Figure 2. The lagged AMR and the Unemployment Rate.
The mirror image relationship between the AMR and the unemployment rate, consistent from the 1990's to the Covid-19 crisis in 2019, can be clearly seen! It is truly a leading indicator what we have here, seriously leading by a very wide interval. The relationship is not obvious in the post-Covid period, but since the data are aligned one can clearly speculate about the near future (peak?) and far future (turning from local highs to local lows) of unemployment. This is something worth pondering for anyone thinking about macroeconomic conditions in the US economy.
An interesting by-product of finding out this new unemployment proxy is its use for, what else, speculative trading. Here the results are even more informative. For the period before 2019 following the past sign of the AMR itself was sufficient to protect an investor from the crises in the post-2000 period; for the period after 2019 following the past sign of the difference of the AMR would do the trick. In equations, the trading rules where thus as follows:
Before 2019: [math] \hat{r}_{t+1|t}^{AMR} \doteq y_{t+1} \times sgn(ARM_{t-d}) [/math]
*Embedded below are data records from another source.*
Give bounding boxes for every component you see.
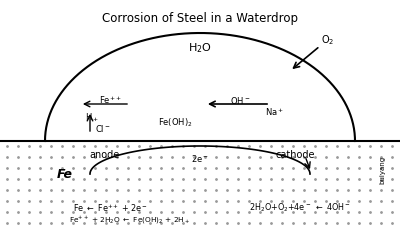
Text: cathode: cathode bbox=[275, 149, 315, 159]
Text: 2H$_2$O+O$_2$+4e$^-$ $\leftarrow$ 4OH$^-$: 2H$_2$O+O$_2$+4e$^-$ $\leftarrow$ 4OH$^-… bbox=[249, 201, 351, 213]
Text: H$_2$O: H$_2$O bbox=[188, 41, 212, 55]
Text: Na$^+$: Na$^+$ bbox=[266, 106, 284, 117]
Text: 2e$^-$: 2e$^-$ bbox=[191, 152, 209, 163]
Text: Fe: Fe bbox=[57, 168, 73, 181]
Text: Fe$^{++}$ + 2H$_2$O $\leftarrow$ Fe(OH)$_2$ + 2H$_+$: Fe$^{++}$ + 2H$_2$O $\leftarrow$ Fe(OH)$… bbox=[69, 213, 191, 225]
Text: Fe$^{++}$: Fe$^{++}$ bbox=[99, 94, 121, 105]
Text: Cl$^-$: Cl$^-$ bbox=[95, 122, 111, 133]
Text: anode: anode bbox=[90, 149, 120, 159]
Text: O$_2$: O$_2$ bbox=[321, 33, 335, 47]
Polygon shape bbox=[45, 34, 355, 141]
Text: H$_+$: H$_+$ bbox=[85, 111, 99, 124]
Text: Fe(OH)$_2$: Fe(OH)$_2$ bbox=[158, 116, 192, 129]
Text: OH$^-$: OH$^-$ bbox=[230, 94, 250, 105]
Text: Corrosion of Steel in a Waterdrop: Corrosion of Steel in a Waterdrop bbox=[102, 12, 298, 25]
Text: buiyang: buiyang bbox=[379, 155, 385, 183]
Text: Fe $\leftarrow$ Fe$^{++}$ + 2e$^-$: Fe $\leftarrow$ Fe$^{++}$ + 2e$^-$ bbox=[72, 201, 148, 213]
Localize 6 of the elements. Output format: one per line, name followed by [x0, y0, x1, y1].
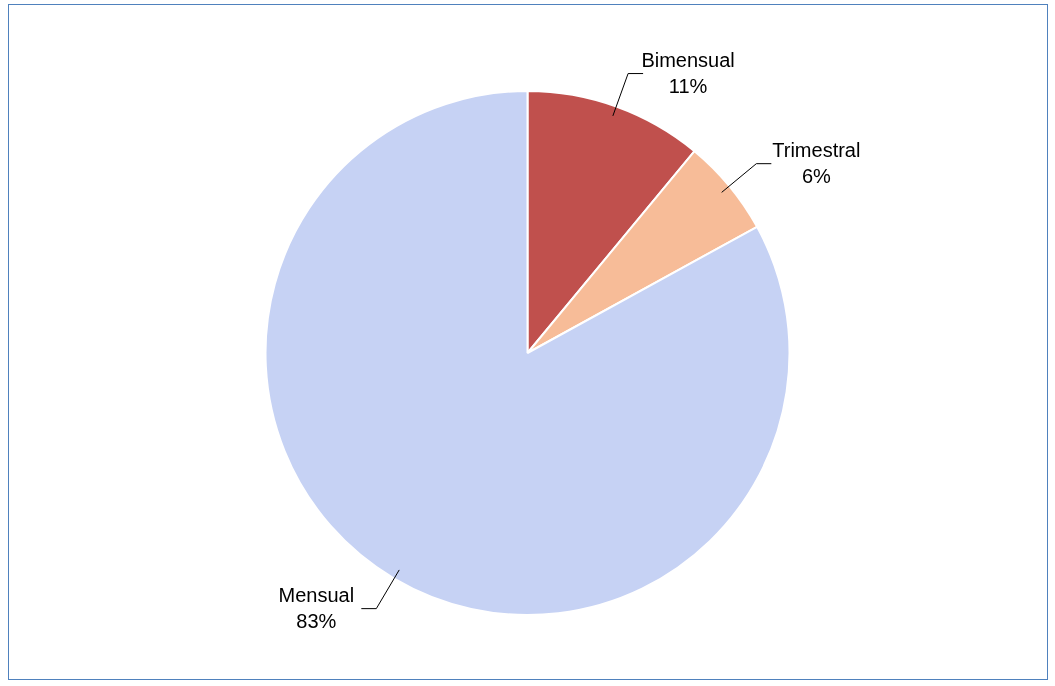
data-label: 11% — [668, 75, 708, 98]
slice-label: Mensual — [278, 584, 355, 607]
slice-label: Trimestral — [772, 139, 861, 162]
slice-label: Bimensual — [641, 49, 735, 72]
data-label: 83% — [296, 610, 337, 633]
data-label: 6% — [801, 165, 832, 188]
After 2019: [math] \hat{r}_{t+1|t}^{AMR} \doteq y_{t+1} \times sgn(-\Delta_{h}ARM_{t-d}) [/math]
Note that for the post-2019 period we have two parameters to consider, (h, d), the order of the difference of our proxy and the delay of the trading signal. Here [math] y_{t+1} [/math] is the monthly return of any asset you will be experimenting with. In Figure 3 below I show some performance results for the SPY, QQQ and TNA ETFs. Not bad of a performance you would say, right?!
There you have it: a financial, high-frequency, proxy, mirror image for the unemployment rate, with sufficient leading indicator properties to possibly be used of practical significance. An added bonus is that appears to be a useful trading signal as well. Get your hands in the code and find out more about the interplay of currency, money market funds and unemployment and create your own forecasts!
Figure 3. The trading performance of the use of the lagged AMR as a signal variable for SPY, QQQ and TNA - monthly rebalancing.